When building any software development product, you need to have a clear view of what is going on at each phase of the software development process. Thus, you will be able to attain your ultimate goal and release a unique, high-quality software solution that will meet the market demand.
If you are still unsure how to start the software development process, you can contact the dedicated offshore software developers at Your Team in India.
Our certified experts will help you understand your project complexity and requirements, and which model suits your business needs to enable you to release a high-quality product cost-efficiently.
Frequently Asked Questions
Clearly understanding the software development process helps define deliverables for every stage and improves accountability across the team. It also reduces confusion, supports better customer communication, and lowers the risk of delays, quality issues, and budget overruns.
Traditionally, the main stages of the software development process include planning, requirements analysis, design, development, testing, deployment, and maintenance. Together, these form the 7 stages of the software development life cycle used in most modern delivery environments.

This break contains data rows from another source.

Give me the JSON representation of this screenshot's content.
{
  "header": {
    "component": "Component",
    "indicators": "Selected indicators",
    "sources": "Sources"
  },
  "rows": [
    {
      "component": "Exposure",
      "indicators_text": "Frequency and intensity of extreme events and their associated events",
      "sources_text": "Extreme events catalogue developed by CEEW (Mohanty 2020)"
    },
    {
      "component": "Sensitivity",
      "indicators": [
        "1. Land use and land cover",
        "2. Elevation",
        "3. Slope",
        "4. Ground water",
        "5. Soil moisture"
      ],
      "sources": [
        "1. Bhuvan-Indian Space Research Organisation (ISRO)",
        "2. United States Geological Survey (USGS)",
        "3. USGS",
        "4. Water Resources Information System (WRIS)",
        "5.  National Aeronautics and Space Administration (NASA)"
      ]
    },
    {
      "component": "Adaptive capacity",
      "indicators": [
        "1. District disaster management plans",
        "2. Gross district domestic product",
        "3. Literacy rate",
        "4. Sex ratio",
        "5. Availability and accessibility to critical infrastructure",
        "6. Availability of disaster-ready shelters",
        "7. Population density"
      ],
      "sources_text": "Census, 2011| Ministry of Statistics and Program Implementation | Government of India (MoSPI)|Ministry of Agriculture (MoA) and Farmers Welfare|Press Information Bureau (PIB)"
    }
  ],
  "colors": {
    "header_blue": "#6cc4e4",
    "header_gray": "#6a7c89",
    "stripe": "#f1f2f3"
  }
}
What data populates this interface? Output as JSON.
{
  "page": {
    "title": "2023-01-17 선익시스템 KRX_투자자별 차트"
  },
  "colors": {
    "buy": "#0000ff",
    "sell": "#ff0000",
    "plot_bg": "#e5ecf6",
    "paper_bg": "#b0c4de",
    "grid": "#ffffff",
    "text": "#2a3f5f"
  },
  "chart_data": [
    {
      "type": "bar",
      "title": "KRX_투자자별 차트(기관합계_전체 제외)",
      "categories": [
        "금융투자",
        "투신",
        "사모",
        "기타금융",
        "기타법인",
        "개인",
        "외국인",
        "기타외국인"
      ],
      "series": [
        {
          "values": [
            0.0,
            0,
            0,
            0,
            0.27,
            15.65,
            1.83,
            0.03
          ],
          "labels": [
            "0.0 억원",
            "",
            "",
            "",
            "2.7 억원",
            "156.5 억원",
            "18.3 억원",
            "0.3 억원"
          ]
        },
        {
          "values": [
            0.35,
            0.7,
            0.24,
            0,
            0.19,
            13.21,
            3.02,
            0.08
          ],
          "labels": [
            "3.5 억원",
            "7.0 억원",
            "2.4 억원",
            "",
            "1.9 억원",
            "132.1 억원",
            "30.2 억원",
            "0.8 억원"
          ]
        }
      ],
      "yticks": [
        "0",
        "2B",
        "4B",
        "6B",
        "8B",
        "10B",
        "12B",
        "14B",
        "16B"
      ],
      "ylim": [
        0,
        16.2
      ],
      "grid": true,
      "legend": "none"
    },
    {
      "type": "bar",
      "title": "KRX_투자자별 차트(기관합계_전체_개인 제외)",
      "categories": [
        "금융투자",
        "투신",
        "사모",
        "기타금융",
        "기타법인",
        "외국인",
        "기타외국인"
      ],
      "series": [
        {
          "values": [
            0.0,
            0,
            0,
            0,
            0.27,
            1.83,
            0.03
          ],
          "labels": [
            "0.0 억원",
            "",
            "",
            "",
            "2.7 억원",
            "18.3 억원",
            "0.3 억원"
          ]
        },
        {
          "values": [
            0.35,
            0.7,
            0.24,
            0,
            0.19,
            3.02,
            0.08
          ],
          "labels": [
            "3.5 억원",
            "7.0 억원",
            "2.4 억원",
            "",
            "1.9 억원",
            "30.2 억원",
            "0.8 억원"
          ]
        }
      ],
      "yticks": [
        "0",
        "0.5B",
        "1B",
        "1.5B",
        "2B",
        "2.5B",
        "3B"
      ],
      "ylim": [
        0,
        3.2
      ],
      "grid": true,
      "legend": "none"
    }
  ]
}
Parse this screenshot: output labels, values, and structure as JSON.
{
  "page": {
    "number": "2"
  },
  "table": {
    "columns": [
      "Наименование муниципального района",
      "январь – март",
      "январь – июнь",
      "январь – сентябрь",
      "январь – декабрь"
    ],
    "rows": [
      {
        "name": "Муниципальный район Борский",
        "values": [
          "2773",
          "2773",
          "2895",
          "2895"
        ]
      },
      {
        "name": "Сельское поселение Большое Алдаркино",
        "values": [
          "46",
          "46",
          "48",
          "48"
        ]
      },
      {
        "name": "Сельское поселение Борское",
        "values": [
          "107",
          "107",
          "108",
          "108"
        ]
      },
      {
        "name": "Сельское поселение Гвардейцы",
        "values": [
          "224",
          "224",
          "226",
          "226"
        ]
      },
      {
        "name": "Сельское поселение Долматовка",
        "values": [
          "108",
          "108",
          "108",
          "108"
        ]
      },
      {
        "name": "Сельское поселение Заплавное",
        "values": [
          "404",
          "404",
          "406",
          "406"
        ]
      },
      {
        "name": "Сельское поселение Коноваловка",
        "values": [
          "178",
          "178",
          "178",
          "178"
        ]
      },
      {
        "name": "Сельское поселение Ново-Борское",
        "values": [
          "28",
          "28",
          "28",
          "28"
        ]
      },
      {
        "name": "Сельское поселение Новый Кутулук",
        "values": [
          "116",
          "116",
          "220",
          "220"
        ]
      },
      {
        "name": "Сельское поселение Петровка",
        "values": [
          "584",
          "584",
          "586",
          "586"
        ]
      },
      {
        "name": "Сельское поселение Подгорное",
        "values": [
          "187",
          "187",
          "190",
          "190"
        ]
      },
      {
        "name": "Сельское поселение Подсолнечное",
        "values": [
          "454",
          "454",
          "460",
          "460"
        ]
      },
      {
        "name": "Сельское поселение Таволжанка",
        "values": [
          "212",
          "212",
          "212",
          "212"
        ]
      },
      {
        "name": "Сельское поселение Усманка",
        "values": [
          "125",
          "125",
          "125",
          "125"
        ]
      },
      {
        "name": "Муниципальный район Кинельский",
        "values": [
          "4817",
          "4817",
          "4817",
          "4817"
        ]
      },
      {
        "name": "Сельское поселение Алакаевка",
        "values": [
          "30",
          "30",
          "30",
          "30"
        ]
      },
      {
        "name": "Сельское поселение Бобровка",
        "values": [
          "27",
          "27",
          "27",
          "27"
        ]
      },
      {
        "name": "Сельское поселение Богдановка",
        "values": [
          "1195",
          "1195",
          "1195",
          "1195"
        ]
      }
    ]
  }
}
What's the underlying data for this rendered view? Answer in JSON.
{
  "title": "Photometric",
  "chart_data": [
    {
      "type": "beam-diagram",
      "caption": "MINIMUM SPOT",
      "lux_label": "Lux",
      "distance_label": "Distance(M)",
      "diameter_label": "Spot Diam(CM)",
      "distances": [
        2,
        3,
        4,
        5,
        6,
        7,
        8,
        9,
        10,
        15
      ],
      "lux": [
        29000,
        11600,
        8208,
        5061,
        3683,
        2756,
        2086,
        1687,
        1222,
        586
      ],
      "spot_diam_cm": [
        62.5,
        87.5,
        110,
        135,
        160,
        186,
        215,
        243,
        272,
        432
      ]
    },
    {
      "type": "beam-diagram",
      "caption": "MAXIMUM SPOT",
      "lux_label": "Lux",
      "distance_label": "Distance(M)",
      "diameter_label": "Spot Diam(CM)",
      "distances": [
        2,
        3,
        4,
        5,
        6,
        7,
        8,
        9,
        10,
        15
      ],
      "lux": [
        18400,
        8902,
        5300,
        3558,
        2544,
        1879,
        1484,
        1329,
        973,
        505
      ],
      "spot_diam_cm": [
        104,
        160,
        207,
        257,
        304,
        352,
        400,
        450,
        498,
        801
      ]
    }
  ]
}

The planning stage gives clients and teams a clear picture of what will happen throughout the software product development process. It helps define scope, identify bottlenecks, estimate timelines, assign resources, and set expectations before engineering work begins.
The software development process improves transparency, reduces delivery risk, supports better quality control, and makes project execution easier to manage. It also helps stakeholders track progress and understand what the development team is doing at each phase.
There is no single best software development methodology for every project. Agile is often preferred when requirements change frequently, Waterfall suits fixed-scope environments, and DevOps is ideal when fast, reliable releases and continuous improvement are priorities.
You can speed up development by breaking large tasks into smaller ones, defining requirements early, automating testing and workflows, and using CI/CD to shorten release cycles. Expanding your in-house team or hiring an offshore software development company can also help when capacity is limited.
SDLC defines the stages of software creation, while DevOps improves how teams execute those stages through automation, collaboration, continuous testing, and continuous delivery. SDLC provides the structure, and DevOps improves the flow.
Yes, AI can improve parts of the software development process by accelerating coding, refactoring, documentation, and test support. However, it should complement human engineering judgment rather than replace planning, architecture, testing, or security review.
Startups often benefit from Agile, Scrum, Lean, or hybrid iterative approaches because they need quick feedback, rapid change, and shorter release cycles. The right choice depends on the team’s maturity and the product’s complexity.
Before development starts, a company should evaluate business goals, user needs, technical feasibility, budget, compliance requirements, delivery timeline, and the level of change expected during the project. These factors help determine the right process and model.